The I.O.C. also wanted to steer clear of soccer championships in Europe and South America, which usually take place in June and are being moved to 2021. That would have risked forcing many soccer players to skip the Olympics so they could compete in their regional championships.
For the athletes, the decision will bring some welcome clarity to what has been a constantly changing scenario. The I.O.C.’s initial indecision and slow action in the face of the spreading pandemic led to growing criticism from scientists and athlete groups in the United States and Europe whose training schedules were obliterated by movement restrictions on vast sections of the population. Most major sports had already paused their competitions before Olympic organizers eventually bowed to the inevitable.
Even those who could continue to train normally expressed concerns that the absence of a firm start date meant they could not calibrate their schedules to ensure they were at their peak levels for the Games.
The path toward a reset summer Games looked much more likely when the head of track and field’s global governing body, Sebastian Coe, said he was open to moving the athletics world championships, set for next summer in Eugene, Ore.

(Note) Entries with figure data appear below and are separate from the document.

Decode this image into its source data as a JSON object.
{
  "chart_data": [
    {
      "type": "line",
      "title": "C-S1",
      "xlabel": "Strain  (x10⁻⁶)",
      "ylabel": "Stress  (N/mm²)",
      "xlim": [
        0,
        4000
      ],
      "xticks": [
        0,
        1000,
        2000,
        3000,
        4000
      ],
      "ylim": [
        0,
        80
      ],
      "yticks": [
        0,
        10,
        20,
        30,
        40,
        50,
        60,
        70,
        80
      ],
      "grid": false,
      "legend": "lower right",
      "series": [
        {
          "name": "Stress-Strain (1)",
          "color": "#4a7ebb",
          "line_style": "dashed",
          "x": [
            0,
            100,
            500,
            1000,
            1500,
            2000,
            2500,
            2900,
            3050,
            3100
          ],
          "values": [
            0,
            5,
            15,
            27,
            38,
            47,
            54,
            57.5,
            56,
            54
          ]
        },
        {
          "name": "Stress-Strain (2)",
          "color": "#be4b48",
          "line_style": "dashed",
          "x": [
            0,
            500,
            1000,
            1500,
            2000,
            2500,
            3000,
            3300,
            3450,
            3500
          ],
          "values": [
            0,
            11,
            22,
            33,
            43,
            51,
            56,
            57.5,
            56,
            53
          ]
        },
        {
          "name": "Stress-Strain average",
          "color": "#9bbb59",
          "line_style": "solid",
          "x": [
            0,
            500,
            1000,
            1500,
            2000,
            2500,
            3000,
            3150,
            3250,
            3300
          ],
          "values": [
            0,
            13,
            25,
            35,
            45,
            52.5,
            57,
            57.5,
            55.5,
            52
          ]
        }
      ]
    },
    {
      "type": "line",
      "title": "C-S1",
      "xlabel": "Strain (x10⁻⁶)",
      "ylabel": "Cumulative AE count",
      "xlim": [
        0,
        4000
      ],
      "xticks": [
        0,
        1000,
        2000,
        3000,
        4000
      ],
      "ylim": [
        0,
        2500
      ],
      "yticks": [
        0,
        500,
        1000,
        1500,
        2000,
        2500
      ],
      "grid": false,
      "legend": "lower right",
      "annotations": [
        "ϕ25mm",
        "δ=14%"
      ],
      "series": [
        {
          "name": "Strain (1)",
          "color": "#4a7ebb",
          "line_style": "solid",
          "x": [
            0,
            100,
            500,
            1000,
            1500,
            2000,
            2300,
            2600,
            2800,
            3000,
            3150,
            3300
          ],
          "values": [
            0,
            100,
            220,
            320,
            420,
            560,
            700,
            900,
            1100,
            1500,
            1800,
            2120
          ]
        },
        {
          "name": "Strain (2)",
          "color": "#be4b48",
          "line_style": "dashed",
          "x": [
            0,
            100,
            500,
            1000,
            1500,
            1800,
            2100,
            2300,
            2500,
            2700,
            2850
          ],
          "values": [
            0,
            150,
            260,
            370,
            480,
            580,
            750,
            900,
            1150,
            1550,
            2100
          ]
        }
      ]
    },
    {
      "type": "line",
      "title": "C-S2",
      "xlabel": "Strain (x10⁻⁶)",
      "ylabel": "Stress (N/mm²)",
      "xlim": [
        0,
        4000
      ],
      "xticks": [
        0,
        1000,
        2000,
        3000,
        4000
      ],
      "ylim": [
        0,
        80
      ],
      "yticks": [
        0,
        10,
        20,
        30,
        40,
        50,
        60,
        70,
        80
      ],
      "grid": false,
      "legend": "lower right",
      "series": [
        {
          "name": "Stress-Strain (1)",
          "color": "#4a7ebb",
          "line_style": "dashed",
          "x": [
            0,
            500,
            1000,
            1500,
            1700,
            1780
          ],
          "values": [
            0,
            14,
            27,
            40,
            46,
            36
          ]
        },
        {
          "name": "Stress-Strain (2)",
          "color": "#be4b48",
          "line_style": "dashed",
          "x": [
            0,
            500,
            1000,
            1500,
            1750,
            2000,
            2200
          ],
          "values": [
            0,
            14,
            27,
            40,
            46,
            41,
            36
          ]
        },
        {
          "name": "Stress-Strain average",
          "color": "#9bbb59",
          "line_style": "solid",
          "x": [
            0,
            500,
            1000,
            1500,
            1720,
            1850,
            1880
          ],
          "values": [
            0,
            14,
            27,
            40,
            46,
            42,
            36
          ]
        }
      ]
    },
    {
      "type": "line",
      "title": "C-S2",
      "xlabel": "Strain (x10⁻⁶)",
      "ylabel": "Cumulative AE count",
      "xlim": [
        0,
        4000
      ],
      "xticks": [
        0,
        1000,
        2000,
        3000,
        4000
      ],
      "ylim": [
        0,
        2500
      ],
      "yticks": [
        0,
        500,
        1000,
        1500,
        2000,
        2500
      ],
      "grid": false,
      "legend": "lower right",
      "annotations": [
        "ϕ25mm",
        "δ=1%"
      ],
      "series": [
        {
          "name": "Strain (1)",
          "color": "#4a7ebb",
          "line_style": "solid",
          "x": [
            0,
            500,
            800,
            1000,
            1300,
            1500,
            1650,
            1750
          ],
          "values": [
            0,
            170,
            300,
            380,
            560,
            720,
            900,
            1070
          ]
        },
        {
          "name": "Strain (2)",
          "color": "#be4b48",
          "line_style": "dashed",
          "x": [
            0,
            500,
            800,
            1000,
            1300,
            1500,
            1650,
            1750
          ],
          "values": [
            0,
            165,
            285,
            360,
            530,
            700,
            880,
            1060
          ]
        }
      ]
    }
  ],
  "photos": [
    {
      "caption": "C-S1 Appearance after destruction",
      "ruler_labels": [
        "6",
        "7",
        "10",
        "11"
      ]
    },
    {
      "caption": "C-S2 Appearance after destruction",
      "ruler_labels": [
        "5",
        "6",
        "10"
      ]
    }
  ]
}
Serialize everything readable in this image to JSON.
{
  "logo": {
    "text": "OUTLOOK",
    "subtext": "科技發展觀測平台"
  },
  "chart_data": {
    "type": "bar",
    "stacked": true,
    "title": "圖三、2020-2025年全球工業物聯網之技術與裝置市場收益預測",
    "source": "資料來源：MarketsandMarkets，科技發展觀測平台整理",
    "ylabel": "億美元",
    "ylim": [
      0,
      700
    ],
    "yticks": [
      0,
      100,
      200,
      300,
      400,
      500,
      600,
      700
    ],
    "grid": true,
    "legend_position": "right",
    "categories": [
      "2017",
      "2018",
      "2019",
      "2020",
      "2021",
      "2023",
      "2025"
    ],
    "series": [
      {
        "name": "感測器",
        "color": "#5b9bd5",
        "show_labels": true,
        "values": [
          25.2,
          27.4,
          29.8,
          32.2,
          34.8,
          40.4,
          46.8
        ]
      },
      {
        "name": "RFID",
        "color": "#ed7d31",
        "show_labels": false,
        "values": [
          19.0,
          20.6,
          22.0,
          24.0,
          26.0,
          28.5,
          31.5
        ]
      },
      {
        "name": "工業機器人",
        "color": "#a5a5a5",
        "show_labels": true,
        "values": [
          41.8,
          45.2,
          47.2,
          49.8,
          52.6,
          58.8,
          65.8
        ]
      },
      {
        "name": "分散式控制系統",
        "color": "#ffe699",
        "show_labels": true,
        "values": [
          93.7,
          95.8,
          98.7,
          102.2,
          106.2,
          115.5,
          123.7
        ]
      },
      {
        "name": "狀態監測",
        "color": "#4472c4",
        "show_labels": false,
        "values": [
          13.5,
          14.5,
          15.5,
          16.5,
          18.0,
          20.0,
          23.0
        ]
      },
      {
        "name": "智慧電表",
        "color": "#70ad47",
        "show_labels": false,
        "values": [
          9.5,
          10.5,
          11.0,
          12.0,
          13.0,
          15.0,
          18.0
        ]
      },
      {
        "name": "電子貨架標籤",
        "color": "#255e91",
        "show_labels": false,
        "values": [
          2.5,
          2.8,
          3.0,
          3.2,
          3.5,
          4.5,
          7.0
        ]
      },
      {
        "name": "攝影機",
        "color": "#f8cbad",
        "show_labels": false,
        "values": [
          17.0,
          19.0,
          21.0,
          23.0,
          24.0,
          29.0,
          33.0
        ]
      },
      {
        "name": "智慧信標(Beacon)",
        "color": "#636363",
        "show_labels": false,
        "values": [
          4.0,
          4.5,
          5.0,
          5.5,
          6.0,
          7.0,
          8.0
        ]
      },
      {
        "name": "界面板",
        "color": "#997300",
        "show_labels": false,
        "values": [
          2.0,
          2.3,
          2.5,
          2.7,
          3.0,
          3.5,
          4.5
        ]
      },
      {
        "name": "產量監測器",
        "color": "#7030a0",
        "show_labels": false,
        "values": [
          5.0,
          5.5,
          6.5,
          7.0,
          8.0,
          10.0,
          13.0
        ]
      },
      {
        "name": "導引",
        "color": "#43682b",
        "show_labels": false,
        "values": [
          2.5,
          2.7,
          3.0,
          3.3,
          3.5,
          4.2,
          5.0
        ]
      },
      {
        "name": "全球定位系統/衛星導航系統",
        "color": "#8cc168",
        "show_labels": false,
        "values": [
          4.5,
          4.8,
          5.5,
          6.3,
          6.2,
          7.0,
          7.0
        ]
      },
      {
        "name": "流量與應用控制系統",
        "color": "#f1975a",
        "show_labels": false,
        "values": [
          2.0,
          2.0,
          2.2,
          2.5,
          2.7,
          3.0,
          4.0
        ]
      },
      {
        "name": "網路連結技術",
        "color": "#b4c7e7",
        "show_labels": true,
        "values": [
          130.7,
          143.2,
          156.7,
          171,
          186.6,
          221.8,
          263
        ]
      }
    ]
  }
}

He went further than that on Friday, telling a group of reporters that moving track and field’s main event to 2022 may in fact be beneficial.
“You may have world championships in consecutive years where we wouldn’t normally have had that,” he said. “But for athletics, it’s not such a bad thing. To go from 2021 Olympic Games into two editions of the world championships, ’22 — possibly ’22 — ’23 we’re in Budapest, and then into the Olympic Games in Paris in ’24.
“It would offer athletics center stage at a very public point of the year,” he added. “So let’s look at it from a slightly optimistic way of being able to punch our sport into the homes of many more people over a four-year consecutive cycle.”